Der Senat hat auch schließlich keine Zweifel daran, dass der unterbliebene Hinweis kausal dafür war, dass die Klägerin den Antrag auf Weiterversicherung nicht innerhalb der Frist des § 28a Abs. 2 Satz 2 SGB III gestellt hat. Die Klägerin hat für den Senat in der mündlichen Verhandlung am 11. September 2013 überzeugend ausgeführt, dass sie bei zutreffender Beratung sofort die Weiterversicherung beantragt hätte. Dass sie erst mit Schreiben vom 19. Mai 2008 die Weiterversicherung beantragt hat, obwohl ihr bereits im Gespräch am 28. März 2008 bekannt wurde, dass die Möglichkeit der Weiterversicherung bestanden habe, die diesbezügliche Antragsfrist jedoch abgelaufen sei, hat die Klägerin plausibel und nachvollziehbar damit erklärt, dass sie zunächst bei anderen Existenzgründern und ihrer Steuerberaterin Erkundigungen darüber einholen musste, ob es überhaupt und – wenn ja – welche Möglichkeiten es gab, dennoch die Weiterversicherung begründen zu können.
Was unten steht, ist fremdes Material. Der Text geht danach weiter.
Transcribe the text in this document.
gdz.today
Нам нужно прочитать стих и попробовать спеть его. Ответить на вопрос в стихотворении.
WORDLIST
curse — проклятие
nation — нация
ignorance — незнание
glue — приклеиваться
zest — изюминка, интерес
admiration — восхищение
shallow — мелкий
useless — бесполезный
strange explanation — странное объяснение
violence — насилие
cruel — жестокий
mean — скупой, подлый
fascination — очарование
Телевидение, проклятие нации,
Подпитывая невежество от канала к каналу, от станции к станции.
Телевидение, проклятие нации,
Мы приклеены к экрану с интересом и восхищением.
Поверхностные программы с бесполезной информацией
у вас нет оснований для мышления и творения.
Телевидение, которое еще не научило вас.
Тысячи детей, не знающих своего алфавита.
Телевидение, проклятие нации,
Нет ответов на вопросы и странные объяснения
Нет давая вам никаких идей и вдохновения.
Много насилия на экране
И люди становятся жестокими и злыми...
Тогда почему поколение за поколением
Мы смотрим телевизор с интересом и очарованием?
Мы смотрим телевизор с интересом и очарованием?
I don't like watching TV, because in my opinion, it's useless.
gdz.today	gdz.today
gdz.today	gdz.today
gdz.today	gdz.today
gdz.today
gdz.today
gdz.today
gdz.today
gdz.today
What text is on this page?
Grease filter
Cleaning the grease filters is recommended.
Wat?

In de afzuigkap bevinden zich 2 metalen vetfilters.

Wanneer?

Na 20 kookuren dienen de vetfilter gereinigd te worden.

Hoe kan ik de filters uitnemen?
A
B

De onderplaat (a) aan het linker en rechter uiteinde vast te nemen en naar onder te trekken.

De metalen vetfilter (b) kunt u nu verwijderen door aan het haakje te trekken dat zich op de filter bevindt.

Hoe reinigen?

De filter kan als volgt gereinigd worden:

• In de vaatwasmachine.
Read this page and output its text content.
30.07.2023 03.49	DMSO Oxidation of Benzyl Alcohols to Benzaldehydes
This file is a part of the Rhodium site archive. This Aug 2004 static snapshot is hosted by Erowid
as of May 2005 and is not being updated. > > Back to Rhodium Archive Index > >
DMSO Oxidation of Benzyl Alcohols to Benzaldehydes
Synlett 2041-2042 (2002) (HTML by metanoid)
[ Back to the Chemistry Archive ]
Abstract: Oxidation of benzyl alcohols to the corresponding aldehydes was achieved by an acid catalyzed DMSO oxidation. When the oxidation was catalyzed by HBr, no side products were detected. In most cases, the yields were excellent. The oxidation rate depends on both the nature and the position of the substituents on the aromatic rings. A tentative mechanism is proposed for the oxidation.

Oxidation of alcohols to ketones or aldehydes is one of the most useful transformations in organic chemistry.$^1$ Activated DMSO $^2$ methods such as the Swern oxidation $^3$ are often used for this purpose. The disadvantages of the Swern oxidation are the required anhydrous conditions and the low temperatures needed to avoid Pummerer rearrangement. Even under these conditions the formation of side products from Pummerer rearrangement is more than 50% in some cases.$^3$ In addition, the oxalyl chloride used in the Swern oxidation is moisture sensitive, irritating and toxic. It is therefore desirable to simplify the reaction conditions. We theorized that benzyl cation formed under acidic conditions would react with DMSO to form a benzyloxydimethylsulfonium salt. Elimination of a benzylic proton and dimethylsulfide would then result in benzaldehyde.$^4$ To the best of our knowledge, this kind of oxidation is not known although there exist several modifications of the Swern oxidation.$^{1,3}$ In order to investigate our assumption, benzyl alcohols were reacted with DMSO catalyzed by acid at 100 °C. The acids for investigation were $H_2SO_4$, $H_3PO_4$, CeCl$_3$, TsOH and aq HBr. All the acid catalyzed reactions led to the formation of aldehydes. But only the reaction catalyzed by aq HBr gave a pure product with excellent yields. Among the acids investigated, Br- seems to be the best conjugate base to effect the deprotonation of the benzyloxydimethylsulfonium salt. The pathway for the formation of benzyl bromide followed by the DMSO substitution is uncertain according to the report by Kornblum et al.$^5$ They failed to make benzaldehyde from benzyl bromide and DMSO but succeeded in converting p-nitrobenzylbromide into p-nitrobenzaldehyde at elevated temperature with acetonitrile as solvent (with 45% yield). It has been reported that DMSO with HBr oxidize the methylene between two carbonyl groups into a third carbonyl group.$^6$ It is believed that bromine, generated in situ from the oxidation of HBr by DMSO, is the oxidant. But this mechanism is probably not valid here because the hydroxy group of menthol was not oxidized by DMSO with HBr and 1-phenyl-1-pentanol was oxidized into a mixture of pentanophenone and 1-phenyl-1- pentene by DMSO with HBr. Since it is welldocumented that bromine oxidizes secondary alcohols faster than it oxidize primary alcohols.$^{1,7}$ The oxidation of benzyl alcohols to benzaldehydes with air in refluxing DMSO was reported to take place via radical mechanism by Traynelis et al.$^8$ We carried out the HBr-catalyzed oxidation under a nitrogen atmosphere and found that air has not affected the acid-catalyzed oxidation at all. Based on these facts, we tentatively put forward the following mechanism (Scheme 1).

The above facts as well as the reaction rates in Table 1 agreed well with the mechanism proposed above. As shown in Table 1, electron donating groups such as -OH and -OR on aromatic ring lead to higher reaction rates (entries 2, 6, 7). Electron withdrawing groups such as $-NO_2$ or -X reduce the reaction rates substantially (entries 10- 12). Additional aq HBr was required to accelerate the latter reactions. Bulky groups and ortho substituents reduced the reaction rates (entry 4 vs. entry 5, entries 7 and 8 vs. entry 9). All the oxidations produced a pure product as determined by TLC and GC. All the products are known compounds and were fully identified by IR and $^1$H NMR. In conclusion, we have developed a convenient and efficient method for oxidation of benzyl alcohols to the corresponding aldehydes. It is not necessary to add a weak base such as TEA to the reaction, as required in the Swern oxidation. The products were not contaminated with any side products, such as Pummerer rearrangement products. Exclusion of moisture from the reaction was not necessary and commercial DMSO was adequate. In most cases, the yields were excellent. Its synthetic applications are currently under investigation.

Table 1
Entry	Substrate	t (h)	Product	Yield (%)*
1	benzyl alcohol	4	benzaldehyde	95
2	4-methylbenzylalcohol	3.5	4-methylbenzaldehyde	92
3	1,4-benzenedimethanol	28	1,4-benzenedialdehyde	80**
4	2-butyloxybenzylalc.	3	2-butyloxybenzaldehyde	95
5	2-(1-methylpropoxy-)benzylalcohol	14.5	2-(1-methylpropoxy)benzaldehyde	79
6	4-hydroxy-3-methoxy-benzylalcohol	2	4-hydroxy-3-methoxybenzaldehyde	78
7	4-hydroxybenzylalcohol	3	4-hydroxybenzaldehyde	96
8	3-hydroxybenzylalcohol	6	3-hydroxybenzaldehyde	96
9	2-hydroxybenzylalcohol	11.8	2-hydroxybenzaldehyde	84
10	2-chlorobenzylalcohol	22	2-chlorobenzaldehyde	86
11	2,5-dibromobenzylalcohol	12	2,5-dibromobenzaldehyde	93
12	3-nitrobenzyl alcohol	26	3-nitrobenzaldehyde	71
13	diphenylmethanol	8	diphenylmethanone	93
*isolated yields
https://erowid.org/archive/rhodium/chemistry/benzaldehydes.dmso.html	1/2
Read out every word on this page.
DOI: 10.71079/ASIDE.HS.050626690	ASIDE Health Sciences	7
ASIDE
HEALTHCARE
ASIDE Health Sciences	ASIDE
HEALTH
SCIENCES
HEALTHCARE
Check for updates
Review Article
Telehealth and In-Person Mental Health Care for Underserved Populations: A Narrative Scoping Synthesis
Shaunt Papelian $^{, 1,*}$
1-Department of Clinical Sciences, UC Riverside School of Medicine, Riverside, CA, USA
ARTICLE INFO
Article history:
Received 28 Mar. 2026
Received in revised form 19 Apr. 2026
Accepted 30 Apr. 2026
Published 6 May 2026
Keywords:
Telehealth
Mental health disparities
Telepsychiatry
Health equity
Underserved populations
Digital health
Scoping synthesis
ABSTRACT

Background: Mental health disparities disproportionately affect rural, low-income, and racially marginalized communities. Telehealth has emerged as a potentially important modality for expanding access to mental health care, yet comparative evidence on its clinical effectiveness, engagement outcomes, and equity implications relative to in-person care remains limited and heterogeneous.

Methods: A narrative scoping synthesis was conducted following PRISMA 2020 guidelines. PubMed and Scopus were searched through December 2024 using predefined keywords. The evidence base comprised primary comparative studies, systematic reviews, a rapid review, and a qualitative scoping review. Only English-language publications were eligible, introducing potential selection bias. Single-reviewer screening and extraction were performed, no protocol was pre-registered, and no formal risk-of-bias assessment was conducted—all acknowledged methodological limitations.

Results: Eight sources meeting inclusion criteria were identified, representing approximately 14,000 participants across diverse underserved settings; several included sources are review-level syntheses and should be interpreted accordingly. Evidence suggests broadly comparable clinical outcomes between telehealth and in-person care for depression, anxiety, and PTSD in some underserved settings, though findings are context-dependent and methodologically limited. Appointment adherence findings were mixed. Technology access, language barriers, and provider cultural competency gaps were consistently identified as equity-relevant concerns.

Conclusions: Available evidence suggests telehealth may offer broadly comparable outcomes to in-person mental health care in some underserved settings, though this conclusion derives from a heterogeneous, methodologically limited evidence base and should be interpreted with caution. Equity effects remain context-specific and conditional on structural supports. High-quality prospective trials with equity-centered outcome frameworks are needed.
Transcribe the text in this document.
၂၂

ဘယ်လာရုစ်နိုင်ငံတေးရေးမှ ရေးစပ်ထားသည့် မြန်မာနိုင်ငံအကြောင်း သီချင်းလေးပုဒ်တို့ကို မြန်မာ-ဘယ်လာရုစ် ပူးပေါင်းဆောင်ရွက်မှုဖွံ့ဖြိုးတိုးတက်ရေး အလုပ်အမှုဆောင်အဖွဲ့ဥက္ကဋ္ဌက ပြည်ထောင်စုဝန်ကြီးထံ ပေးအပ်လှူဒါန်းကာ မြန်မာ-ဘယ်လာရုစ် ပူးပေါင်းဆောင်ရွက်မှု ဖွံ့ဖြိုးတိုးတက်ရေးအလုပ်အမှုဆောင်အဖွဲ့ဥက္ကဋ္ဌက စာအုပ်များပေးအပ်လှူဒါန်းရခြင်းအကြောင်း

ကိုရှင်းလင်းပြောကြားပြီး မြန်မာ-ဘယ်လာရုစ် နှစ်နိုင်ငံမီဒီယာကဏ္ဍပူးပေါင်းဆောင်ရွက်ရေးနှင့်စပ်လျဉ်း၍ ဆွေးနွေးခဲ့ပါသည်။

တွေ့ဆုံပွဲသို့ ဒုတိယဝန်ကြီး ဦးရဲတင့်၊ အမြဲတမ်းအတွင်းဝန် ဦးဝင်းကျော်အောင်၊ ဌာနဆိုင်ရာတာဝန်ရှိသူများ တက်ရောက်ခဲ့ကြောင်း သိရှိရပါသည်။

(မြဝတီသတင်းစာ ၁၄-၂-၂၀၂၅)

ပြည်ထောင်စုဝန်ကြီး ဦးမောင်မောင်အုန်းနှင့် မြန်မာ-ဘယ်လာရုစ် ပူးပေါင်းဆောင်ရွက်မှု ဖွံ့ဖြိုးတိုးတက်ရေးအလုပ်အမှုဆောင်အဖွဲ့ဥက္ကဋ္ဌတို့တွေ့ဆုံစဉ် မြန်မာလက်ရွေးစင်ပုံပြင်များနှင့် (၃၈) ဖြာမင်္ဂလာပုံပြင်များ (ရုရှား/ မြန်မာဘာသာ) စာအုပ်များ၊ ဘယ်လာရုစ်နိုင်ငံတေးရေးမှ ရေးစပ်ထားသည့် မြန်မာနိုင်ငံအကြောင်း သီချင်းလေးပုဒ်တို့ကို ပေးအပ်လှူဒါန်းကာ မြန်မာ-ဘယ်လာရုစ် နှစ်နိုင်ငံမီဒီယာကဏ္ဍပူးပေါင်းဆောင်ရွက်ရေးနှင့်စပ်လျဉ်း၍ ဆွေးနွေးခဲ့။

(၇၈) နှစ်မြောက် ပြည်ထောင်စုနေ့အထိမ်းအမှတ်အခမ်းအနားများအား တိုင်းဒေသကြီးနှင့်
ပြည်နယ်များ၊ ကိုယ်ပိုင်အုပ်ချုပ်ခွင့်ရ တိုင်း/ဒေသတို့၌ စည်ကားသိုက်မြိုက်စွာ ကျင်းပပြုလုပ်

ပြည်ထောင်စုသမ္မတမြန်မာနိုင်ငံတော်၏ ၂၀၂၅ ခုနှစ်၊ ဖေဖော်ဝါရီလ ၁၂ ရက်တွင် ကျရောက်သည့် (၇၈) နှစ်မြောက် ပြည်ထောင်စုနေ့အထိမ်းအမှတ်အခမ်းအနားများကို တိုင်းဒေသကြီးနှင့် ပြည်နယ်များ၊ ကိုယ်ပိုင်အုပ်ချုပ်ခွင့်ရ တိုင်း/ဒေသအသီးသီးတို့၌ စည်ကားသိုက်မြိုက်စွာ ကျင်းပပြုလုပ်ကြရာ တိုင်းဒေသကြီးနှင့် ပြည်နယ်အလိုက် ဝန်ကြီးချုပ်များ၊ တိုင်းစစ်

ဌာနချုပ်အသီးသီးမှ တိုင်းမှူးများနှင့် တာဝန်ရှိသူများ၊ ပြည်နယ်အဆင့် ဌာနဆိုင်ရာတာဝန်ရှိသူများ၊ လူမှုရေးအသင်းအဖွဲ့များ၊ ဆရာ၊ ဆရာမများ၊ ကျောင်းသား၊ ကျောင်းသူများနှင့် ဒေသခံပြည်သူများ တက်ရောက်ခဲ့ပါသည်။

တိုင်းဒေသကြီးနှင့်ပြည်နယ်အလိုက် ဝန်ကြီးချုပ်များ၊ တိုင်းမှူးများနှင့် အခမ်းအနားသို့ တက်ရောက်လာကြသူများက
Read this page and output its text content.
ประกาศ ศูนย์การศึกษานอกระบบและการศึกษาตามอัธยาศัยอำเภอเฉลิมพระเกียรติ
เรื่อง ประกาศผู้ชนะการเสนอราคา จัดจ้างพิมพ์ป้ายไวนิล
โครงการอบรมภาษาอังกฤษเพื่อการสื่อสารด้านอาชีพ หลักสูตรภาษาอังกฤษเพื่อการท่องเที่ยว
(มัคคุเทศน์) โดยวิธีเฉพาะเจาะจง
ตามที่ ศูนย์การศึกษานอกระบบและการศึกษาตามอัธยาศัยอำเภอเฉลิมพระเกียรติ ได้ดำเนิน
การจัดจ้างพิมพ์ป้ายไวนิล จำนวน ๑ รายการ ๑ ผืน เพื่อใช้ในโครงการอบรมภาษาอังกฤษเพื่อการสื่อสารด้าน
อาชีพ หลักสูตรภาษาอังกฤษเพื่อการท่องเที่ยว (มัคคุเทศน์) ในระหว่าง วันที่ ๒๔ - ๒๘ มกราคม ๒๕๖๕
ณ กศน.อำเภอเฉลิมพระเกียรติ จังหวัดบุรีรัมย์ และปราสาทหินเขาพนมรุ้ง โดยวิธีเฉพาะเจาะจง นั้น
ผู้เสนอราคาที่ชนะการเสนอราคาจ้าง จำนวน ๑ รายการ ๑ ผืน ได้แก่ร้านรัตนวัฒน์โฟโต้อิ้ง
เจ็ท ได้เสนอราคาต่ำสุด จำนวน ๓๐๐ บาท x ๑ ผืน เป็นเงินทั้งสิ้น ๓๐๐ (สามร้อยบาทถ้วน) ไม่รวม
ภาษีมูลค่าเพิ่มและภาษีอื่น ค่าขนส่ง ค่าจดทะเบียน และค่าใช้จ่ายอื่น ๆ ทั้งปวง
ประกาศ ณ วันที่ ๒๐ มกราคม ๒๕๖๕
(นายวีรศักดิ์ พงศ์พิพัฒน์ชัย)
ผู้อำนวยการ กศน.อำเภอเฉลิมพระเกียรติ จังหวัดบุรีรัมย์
Dies habe aufgrund des Umstandes, dass sie nebenbei ihre Selbstständigkeit vorangetrieben habe, einige Zeit gedauert. Der Senat hat aufgrund des Verhaltens der Klägerin in der mündlichen Verhandlung und der von ihr dabei getätigten Aussagen keinerlei Zweifel an ihrer Glaubwürdigkeit und der Glaubhaftigkeit ihrer Angaben.
Die Kostenentscheidung beruht auf § 193 SGG.
Der Senat hat die Revision nicht zugelassen, weil die Voraussetzungen des § 160 Abs. 2 Nr. 1 oder 2 SGG nicht vorliegen.